RAFT at work: speeding-up mapreduce applications under task and node failures

  • Authors:
  • Jorge-Arnulfo Quiané-Ruiz;Christoph Pinkel;Jörg Schad;Jens Dittrich

  • Affiliations:
  • Saarland University, Saarbrücken, Germany;Saarland University, Saarbrücken, Germany;Saarland University, Saarbrücken, Germany;Saarland University, Saarbrücken, Germany

  • Venue:
  • Proceedings of the 2011 ACM SIGMOD International Conference on Management of data
  • Year:
  • 2011

Quantified Score

Hi-index 0.00

Visualization

Abstract

The MapReduce framework is typically deployed on very large computing clusters where task and node failures are no longer an exception but the rule. Thus, fault-tolerance is an important aspect for the efficient operation of MapReduce jobs. However, currently MapReduce implementations fully recompute failed tasks (subparts of a job) from the beginning. This can significantly decrease the runtime performance of MapReduce applications. We present an alternative system that implements RAFT ideas. RAFT is a family of powerful and inexpensive Recovery Algorithms for Fast-Tracking MapReduce jobs under task and node failures.
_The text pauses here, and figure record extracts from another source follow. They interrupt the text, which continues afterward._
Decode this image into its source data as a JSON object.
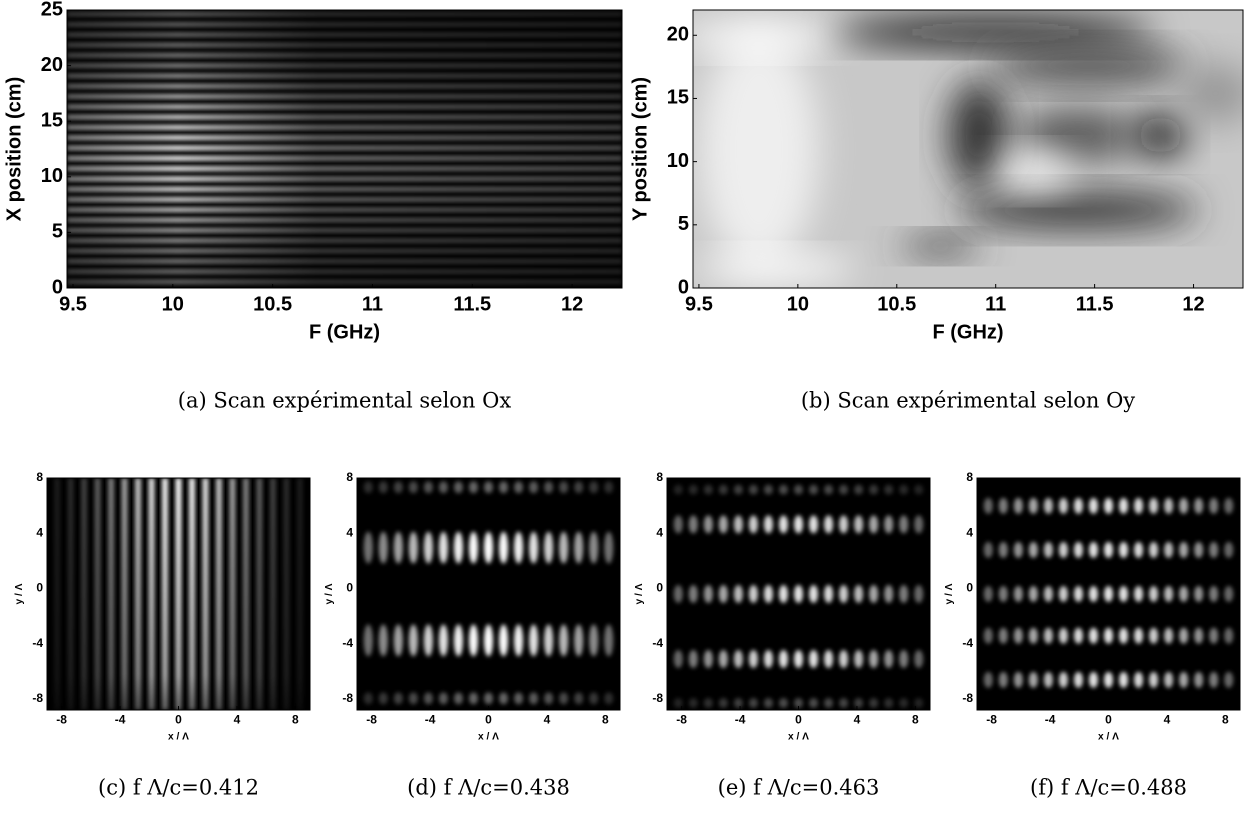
{
  "chart_data": [
    {
      "type": "heatmap",
      "xlabel": "F (GHz)",
      "ylabel": "X position (cm)",
      "xlim": [
        9.47,
        12.25
      ],
      "ylim": [
        0,
        25
      ],
      "xticks": [
        9.5,
        10,
        10.5,
        11,
        11.5,
        12
      ],
      "yticks": [
        0,
        5,
        10,
        15,
        20,
        25
      ],
      "caption": "(a) Scan expérimental selon Ox"
    },
    {
      "type": "heatmap",
      "xlabel": "F (GHz)",
      "ylabel": "Y position (cm)",
      "xlim": [
        9.47,
        12.25
      ],
      "ylim": [
        0,
        22
      ],
      "xticks": [
        9.5,
        10,
        10.5,
        11,
        11.5,
        12
      ],
      "yticks": [
        0,
        5,
        10,
        15,
        20
      ],
      "caption": "(b) Scan expérimental selon Oy"
    },
    {
      "type": "heatmap",
      "xlabel": "x / Λ",
      "ylabel": "y / Λ",
      "xlim": [
        -9,
        9
      ],
      "ylim": [
        -8.8,
        8
      ],
      "xticks": [
        -8,
        -4,
        0,
        4,
        8
      ],
      "yticks": [
        -8,
        -4,
        0,
        4,
        8
      ],
      "caption": "(c) f Λ/c=0.412"
    },
    {
      "type": "heatmap",
      "xlabel": "x / Λ",
      "ylabel": "y / Λ",
      "xlim": [
        -9,
        9
      ],
      "ylim": [
        -8.8,
        8
      ],
      "xticks": [
        -8,
        -4,
        0,
        4,
        8
      ],
      "yticks": [
        -8,
        -4,
        0,
        4,
        8
      ],
      "caption": "(d) f Λ/c=0.438"
    },
    {
      "type": "heatmap",
      "xlabel": "x / Λ",
      "ylabel": "y / Λ",
      "xlim": [
        -9,
        9
      ],
      "ylim": [
        -8.8,
        8
      ],
      "xticks": [
        -8,
        -4,
        0,
        4,
        8
      ],
      "yticks": [
        -8,
        -4,
        0,
        4,
        8
      ],
      "caption": "(e) f Λ/c=0.463"
    },
    {
      "type": "heatmap",
      "xlabel": "x / Λ",
      "ylabel": "y / Λ",
      "xlim": [
        -9,
        9
      ],
      "ylim": [
        -8.8,
        8
      ],
      "xticks": [
        -8,
        -4,
        0,
        4,
        8
      ],
      "yticks": [
        -8,
        -4,
        0,
        4,
        8
      ],
      "caption": "(f) f Λ/c=0.488"
    }
  ]
}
To recover from task failures, RAFT exploits the intermediate results persisted by MapReduce at several points in time. RAFT piggybacks checkpoints on the task progress computation. To recover from node failures, RAFT maintains a per-map task list of all input key-value pairs producing intermediate results and pushes intermediate results to reducers. In this demo, we demonstrate that RAFT recovers efficiently from both task and node failures. Further, the audience can compare RAFT with Hadoop via an easy-to-use web interface.